This is a match-making section for OHAMR Call for proposals 2026.
H - Human Health
Antimicrobial resistance; Antimicrobial targets; Biofilm production; Phage research; Antimicrobial treatment
The Michael Ogon Laboratory for Orthopaedic Research (MOLOR) is based at the Orthopaedic Hospital Speising, one of Europe’s leading orthopaedic centres which performs more than 9,000 surgical procedures annually. MOLOR conducts cutting-edge basic and translational research aimed at improving the understanding and treatment of musculoskeletal disorders. One of the laboratory\'s primary research focuses is periprosthetic joint infection (PJI), one of the most challenging and complex complications in orthopaedics. MOLOR provides a unique research infrastructure, including a prospectively collected, ethics-approved musculoskeletal biobank with thousands of clinically well-characterised, consented human samples including periprosthetic synovial fluids and paired tissues collected from approximately 2000 hip and knee revision arthroplasty cases. This is complemented by an isolate collection of more than 2000 clinical strains, primarily from PJI cases, spanning a broad microbiological and antimicrobial resistance spectrum, each linked to extensive clinical metadata. The laboratory houses a fully equipped BSL-2 microbiology facility and a molecular biology laboratory, enabling integrated culture-based, molecular, and genomic analyses. MOLOR is an active partner in the Horizon Europe DRAIGON consortium (https://www.draigon.eu/), which aims to accelerate pathogen detection and antimicrobial resistance prediction in PJI through combined microbiological and molecular approaches. MOLOR’s research goals include characterizing the PJI microbial spectrum, elucidating antimicrobial resistance mechanisms, advancing understanding of biofilm biology, and investigating PJI aetiology and epidemiology, as well as exploring phage-based therapeutic approaches. MOLOR offers high-quality clinical materials, strong microbiology and molecular expertise, and robust collaborative capacity for multidisciplinary research consortia. The close academic collaboration between microbiologists, molecular biologists, and clinicians consistently translates into high-quality scientific publications.
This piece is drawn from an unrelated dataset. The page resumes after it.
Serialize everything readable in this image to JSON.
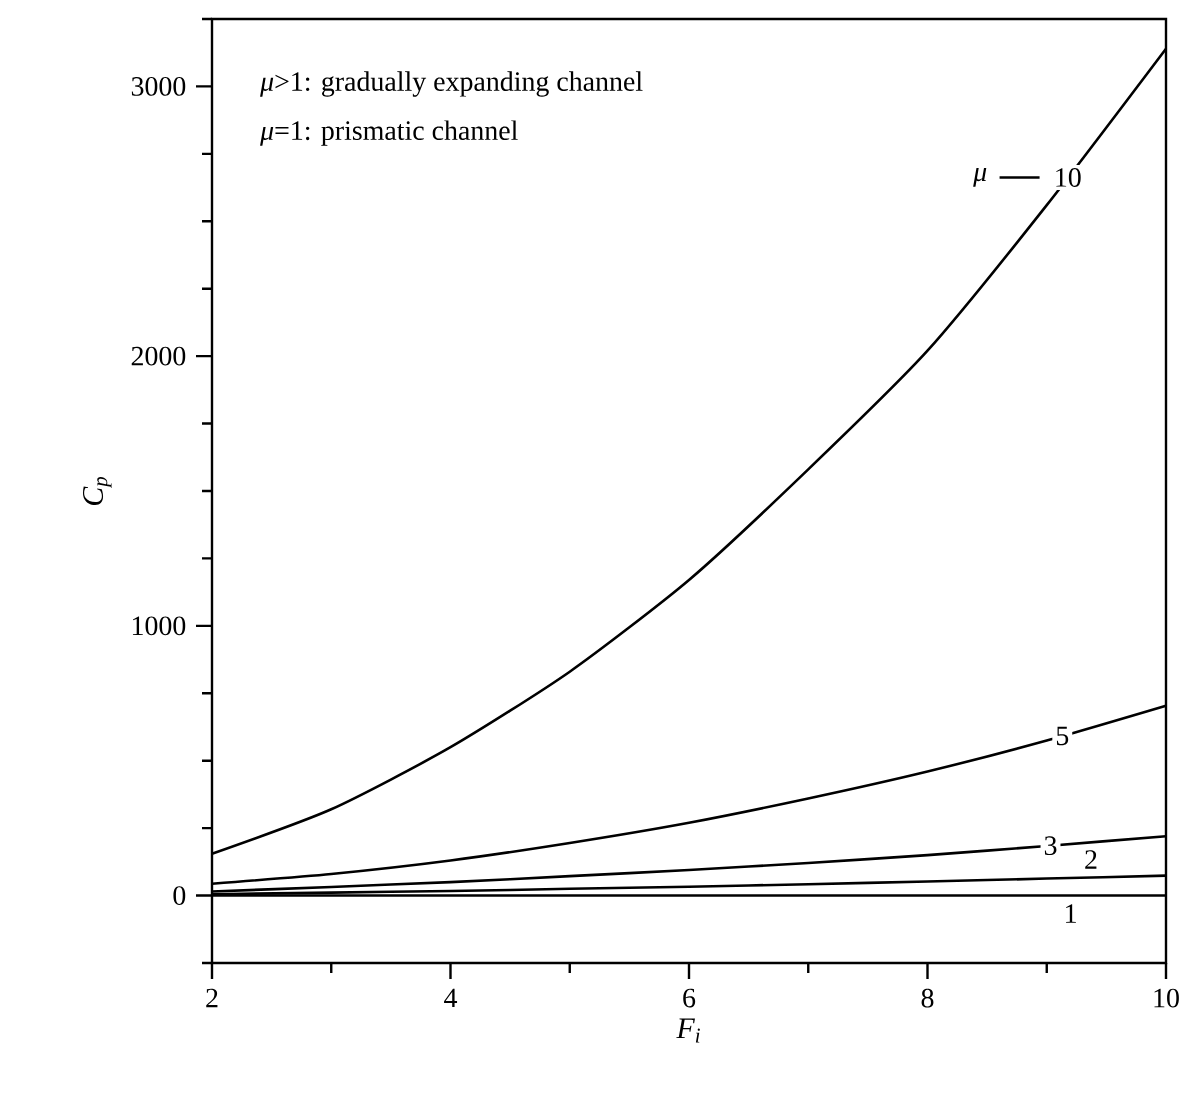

MOLOR seeks partnerships that leverage its clinical samples, isolate collection, and microbiology/molecular expertise, with a strong translational focus. Key interests include characterizing the PJI microbial landscape, elucidating antibiotic resistance mechanisms, developing antimicrobial therapies, investigating biofilm biology and epidemiology, and exploring innovative strategies such as bacteriophage-based approaches.